Como presidente de la Comisión de Régimen Interno y Prácticas Parlamentarias (CRIPP), Silva Sánchez ha enviado a Pons Agúndez varios oficios, exhortándolo para que se programe un calendario de trabajo legislativo. El último de estos oficios lo envió el 28 de junio, pero el legislador priísta no ha obtenido respuesta.
La fiscalización de cuentas públicas, actualizaciones al marco legislativo del estado y leyes por publicarse -como por ejemplo la Ley Indígena-, son algunos de los pendientes en el Congreso Local.
En el mismo sentido, el Diputado del Partido Estatal de Baja California (PEBC), Jorge Núñez Verdugo, manifestó:
“Es gravísimo lo que está pasando, el Gobernador y su partido tienen secuestrado al Congreso, y como sabe que el Congreso es la expresión de la sociedad bajacaliforniana y es una caja de resonancia, (porque) el diputado toma la tribuna para denunciar lo que está pasando y hay repetición a través de los medios, pues lo tienen secuestrado.
”Y ya lo habían secuestrado (al Congreso) de una manera inmoral, de una manera fuera de toda ética política, pero ahora dieron un paso más, a la ilegalidad de plano, y no les importó con tal de mantener el status quo, de mantener sus prebendas y en mantener sus cosas”, sentenció el diputado pebecista.
Las sesiones
El 12 de abril, los legisladores desahogaron 22 dictámenes, entre los que destacó la aprobación para que el Estado solicite un préstamo de hasta 200 millones de pesos destinados al fortalecimiento del Poder Judicial.
En esa misma sesión se autorizó una ampliación presupuestal al Tribunal de Justicia Electoral del Poder Judicial del Estado, por 880 mil 254 pesos destinados al pago de salarios del Magistrado Armando Bejarano Calderas, quien estuvo varios meses sin cobrar.
En la sesión del 8 de mayo, la fracción priísta criticó la falta de resultados del Procurador Antonio Martínez Luna y exigieron se esclarezcan los hechos que involucran al Procurador en el asunto del “narcovideo”, donde es señalado como parte de una célula dedicada al narcotráfico. También hubo un posicionamiento contra las reformas a la Ley del ISSSTE y presentaron la iniciativa para crear la Ley de Derechos y Cultura Indígena de Baja California.

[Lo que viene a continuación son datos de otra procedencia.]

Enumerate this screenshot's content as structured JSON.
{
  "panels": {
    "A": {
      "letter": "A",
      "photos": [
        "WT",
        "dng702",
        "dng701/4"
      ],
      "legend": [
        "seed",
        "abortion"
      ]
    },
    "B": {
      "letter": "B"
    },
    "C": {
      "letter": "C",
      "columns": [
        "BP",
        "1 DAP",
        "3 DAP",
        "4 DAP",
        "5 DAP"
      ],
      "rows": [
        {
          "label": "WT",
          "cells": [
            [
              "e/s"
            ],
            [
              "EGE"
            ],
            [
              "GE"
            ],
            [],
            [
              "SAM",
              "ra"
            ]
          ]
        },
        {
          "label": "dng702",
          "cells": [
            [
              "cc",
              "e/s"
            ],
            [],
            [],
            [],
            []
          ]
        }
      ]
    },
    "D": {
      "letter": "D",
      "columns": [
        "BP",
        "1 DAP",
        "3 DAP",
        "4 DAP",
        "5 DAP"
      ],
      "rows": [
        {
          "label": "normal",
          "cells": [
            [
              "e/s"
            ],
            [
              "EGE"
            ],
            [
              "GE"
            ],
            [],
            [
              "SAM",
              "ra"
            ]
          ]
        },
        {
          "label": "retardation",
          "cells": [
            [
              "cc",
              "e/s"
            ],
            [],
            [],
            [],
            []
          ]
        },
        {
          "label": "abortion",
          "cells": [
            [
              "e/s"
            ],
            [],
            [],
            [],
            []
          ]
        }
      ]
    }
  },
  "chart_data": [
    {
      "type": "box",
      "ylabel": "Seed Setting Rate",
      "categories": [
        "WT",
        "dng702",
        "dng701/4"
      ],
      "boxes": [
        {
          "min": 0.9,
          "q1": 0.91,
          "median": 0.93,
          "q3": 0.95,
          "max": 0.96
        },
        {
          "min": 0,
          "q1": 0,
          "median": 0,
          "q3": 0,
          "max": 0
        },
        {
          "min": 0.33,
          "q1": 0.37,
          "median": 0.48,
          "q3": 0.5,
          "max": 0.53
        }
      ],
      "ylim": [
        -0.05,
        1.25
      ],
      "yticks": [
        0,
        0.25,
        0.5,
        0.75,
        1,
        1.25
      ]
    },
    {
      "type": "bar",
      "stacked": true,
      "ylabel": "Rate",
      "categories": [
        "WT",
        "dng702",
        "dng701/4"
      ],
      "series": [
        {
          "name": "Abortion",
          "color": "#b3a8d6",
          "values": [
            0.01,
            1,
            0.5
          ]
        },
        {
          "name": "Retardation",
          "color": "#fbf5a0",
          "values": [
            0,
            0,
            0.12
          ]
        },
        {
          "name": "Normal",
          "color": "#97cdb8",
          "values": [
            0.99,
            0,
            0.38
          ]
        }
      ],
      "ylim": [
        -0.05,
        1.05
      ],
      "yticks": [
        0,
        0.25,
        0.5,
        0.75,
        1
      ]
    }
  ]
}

El 24 de mayo, presionados porque estaban en desacato a un juez federal, los legisladores aprobaron pagar 12 millones 637 mil 540 pesos por concepto de salarios caídos a cuatro ex magistrados que ya fueron reinstalados. En esa misma fecha fueron aprobados otros seis dictámenes y se presentó un proyecto para una nueva Ley de Desarrollo Social del estado.
En la más reciente sesión, del 7 de junio, se aprobaron seis dictámenes de la Comisión de Fiscalización.
Pero la parálisis en la que los diputados han sumergido al Congreso del Estado, les permite realizar otras labores más fructíferas para sus partidos. Aquí sí, sin distingo alguno, hay quienes prefieren cobrar como diputados y trabajar fuera del Congreso. Los ejemplos:
1.- La diputada panista Elvira Luna Pineda, ha ocupado su tiempo en trabajo de gestión social y donativos en escuelas primarias y de jardín de niños.
2.- El diputado Carlos Astorga Othón es representante de la Coalición Alianza por Baja California en el Consejo Estatal Electoral (CEE).
3.- Obed Silva Sánchez es representante de la Alianza para que vivas Mejor ante el Consejo Estatal Electoral.
4.- Guillermo Aldrete Haas es Secretario General del PRI estatal.
5.- Francisco Blake Mora es coordinador de campaña del candidato del PAN al Gobierno del Estado, José Guadalupe Osuna Millán.
6.- Jaime Palafox Granados, diputado que entró bajo la siglas del PRD, literalmente abandonó la curul (le negaron la licencia) para irse de candidato del PRI a la Alcaldía de Ensenada.
7.- Eligio Valencia Roque, en un efecto de “cangrejo político”, dejó tirada la chamba de diputado para buscar una regiduría en Tijuana.
Así, sin dedicarse al cien por ciento a su responsabilidad como legisladores y representantes populares, los onerosos diputados siguen cobrando y apenas si se asoman al Congreso.